Ce n’est pas de sécurisation de l’emploi dont il est question à chaque ligne du projet d’accord national interprofessionnel élaboré par le MEDEF. La sécurisation n’y est conçue qu’au profit des entreprises, pour se prémunir de toute obligation de transparence et de justification, et se constituer une véritable immunité judiciaire.
La revendication n’est pas neuve ; elle a déjà servi de fil rouge à l’ensemble des positions patronales des 15 dernières années et a connu déjà plusieurs succès, avec le mécanisme de la rupture conventionnelle obtenue des partenaires sociaux puis du législateur en 2008, ou la pratique des plans de départs volontaires qui se répand elle aussi sans aucun contrôle judiciaire possible.
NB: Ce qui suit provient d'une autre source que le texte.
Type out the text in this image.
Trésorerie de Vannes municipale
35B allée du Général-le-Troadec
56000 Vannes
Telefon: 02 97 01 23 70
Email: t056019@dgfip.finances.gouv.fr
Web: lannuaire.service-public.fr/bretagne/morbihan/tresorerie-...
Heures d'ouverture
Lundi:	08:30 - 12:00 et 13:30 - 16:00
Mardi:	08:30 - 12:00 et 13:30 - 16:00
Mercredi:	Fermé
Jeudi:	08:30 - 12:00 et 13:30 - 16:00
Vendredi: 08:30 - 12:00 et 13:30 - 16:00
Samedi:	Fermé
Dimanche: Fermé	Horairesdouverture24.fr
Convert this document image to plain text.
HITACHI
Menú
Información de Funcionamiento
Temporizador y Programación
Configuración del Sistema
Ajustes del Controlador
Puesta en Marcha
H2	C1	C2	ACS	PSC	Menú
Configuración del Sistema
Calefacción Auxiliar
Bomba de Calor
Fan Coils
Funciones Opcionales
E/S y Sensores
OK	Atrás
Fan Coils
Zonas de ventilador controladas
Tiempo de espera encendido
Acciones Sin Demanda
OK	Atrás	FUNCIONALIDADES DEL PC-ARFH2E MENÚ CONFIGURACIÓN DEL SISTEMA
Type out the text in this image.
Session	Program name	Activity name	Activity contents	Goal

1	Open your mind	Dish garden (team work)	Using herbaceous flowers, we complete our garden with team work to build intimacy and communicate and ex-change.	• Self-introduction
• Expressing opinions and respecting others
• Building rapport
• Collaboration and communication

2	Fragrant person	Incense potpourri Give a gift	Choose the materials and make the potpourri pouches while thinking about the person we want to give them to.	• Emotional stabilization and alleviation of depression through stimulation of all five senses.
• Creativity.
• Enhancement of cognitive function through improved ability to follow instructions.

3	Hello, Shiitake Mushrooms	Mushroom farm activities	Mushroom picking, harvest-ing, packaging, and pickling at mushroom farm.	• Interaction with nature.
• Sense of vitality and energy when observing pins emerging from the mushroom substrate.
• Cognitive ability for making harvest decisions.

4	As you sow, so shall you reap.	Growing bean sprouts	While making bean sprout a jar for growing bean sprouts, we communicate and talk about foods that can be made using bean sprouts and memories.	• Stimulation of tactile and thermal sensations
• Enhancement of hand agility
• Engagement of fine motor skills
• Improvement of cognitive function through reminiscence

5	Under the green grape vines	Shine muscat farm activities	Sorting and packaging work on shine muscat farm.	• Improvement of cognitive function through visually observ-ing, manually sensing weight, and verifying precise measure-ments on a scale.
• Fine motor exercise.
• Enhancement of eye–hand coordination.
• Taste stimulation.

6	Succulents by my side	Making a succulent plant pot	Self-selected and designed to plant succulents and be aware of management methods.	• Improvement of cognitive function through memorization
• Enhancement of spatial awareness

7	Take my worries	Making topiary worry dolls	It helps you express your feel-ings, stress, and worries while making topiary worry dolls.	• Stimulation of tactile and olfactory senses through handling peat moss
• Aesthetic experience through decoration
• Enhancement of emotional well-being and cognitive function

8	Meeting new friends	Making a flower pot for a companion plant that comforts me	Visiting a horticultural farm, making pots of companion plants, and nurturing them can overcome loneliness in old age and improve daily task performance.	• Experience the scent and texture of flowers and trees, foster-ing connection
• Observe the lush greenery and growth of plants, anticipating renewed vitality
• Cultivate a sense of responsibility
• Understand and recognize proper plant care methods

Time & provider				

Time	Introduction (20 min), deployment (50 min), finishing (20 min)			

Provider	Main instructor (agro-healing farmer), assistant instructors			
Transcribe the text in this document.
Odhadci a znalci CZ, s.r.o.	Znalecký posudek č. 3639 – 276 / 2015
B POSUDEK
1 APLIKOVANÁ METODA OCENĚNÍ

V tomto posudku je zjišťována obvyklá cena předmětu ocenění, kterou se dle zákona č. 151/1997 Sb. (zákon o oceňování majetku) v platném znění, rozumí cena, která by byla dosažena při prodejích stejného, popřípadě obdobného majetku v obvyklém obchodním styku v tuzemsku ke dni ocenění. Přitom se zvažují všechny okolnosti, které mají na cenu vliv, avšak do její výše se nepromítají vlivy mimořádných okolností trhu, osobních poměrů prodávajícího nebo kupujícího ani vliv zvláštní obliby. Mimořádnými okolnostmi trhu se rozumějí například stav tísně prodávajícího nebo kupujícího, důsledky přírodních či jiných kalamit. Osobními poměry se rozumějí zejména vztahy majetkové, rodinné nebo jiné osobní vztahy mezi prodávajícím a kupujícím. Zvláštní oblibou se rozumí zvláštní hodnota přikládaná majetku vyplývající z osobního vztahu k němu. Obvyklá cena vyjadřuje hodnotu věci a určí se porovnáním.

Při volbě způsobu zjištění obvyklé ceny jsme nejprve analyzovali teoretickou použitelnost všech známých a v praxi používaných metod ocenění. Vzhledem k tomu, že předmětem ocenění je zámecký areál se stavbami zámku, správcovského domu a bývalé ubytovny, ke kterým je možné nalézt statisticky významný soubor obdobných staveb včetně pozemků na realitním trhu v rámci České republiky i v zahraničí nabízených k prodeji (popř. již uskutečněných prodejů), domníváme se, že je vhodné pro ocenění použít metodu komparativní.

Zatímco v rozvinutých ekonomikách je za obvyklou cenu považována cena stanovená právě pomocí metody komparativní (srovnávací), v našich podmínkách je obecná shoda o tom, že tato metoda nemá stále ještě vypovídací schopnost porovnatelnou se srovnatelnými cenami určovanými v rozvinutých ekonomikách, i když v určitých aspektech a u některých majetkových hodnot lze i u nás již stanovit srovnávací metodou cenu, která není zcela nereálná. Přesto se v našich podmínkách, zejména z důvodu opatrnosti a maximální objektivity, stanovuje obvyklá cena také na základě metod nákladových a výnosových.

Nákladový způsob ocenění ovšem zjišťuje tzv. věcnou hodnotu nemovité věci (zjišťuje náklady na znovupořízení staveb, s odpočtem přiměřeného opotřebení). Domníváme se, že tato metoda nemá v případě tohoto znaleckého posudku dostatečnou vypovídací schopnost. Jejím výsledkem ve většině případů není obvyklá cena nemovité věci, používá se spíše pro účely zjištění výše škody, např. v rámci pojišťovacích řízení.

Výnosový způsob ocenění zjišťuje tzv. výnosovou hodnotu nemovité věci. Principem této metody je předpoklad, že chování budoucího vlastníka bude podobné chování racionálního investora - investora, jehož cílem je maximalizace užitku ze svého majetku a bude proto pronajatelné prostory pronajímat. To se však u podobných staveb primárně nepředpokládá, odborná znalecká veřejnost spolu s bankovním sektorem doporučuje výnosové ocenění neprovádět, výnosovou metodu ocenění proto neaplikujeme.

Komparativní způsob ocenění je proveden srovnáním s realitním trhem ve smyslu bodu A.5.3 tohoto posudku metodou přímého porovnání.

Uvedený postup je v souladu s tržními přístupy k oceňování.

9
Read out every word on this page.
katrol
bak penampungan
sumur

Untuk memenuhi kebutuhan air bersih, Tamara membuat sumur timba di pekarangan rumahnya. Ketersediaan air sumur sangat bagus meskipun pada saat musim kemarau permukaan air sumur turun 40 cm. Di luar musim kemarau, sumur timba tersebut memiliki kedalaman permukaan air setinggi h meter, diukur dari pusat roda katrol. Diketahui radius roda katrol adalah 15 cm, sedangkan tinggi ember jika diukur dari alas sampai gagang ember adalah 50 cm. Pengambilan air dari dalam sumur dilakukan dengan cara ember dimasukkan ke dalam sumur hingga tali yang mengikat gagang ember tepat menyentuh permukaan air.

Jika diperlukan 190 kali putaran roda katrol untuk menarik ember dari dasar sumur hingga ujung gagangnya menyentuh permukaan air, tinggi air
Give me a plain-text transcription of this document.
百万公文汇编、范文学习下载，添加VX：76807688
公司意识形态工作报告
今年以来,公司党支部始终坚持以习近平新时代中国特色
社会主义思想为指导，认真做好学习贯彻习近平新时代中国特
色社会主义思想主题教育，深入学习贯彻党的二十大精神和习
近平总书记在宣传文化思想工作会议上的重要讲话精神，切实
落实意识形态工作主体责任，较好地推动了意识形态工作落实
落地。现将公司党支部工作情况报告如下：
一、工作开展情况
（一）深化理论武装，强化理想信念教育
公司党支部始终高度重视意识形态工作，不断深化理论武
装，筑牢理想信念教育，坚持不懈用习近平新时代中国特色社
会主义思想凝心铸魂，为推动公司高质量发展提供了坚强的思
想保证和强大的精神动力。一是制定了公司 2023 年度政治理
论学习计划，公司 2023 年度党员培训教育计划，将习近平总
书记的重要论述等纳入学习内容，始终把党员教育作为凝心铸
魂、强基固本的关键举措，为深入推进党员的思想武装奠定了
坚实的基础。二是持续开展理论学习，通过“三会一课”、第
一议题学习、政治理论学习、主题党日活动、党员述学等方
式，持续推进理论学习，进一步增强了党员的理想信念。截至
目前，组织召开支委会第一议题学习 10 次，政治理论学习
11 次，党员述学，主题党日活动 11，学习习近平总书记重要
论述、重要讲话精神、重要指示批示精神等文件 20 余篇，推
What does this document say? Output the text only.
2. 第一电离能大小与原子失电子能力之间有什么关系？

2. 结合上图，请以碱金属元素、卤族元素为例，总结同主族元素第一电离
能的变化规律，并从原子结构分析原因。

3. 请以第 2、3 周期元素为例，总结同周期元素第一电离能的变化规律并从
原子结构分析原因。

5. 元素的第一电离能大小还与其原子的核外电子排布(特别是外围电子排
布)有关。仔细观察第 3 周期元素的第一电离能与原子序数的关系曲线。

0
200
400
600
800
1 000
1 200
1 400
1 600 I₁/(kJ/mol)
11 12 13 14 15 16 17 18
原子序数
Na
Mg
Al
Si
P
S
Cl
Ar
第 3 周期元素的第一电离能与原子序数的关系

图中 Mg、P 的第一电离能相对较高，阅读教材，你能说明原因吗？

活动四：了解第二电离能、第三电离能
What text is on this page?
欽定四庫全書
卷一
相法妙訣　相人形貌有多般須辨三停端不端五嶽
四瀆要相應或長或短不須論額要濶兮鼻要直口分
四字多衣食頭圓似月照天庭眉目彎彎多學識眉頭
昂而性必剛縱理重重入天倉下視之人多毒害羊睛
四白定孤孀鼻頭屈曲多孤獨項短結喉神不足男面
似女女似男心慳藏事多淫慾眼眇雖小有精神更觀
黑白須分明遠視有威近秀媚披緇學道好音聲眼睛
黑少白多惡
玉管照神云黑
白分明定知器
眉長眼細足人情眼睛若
Mais le MEDEF n’entend pas s’en contenter, et réclame désormais le droit :
- de museler les représentants du personnel en leur imposant la confidentialité sur les informations qu’ils reçoivent, et des délais préfix pour entendre leur expert et rendre leur avis ;
- de subordonner le maintien du CDI à la réalisation d’un projet, transformant ainsi le CDI en CDD ;
- de licencier sans avoir à justifier d’un motif économique le salarié qui aura refusé une modification de son poste ou de son lieu de travail dans le cadre d’une réorganisation, et de s’exonérer par là même de toute mise en place d’un plan de sauvegarde de l’emploi et des règles encadrant le licenciement économique ;
- de licencier sans contrôle les salariés refusant les modifications de leur rémunération ou de leur temps de travail issues des accords dits « de maintien dans l’emploi », en se libérant là aussi de toutes les règles propres au licenciement pour motif économique ;
- lorsque l’obligation de mettre en œuvre un plan de sauvegarde de l’emploi n’aura pu être contournée, de s’affranchir par accord collectif de toutes les règles encadrant sa présentation, ou de se prémunir de tout contrôle judiciaire sur ce plan par le jeu d’une homologation de l’administration du travail pouvant être simplement implicite ;
- de se prémunir de toute contestation quant à la validité ou la justification de leurs décisions, en tous domaines, en cas de violation des règles de procédure et de formalisme édictées par le code du travail pour encadrer le pouvoir de décision des employeurs (Exit la requalification de nombre de CDD pour absence de motif, exit la requalification des temps partiels pour absence de fixation de l’horaire, exit la nullité des licenciements économiques pour défaut de plan social, exit les garanties procédurales conventionnelles spécifiques, etc…) ;
- de compenser a posteriori l’indigence de la motivation des lettres de licenciement ; de plafonner le risque ;
- financier des litiges par une barémisation des indemnités en cas de licenciement sans cause réelle et sérieuse ;
- d’échapper encore et enfin à tout contrôle judiciaire et risque de sanction par des délais de prescription exceptionnellement brefs.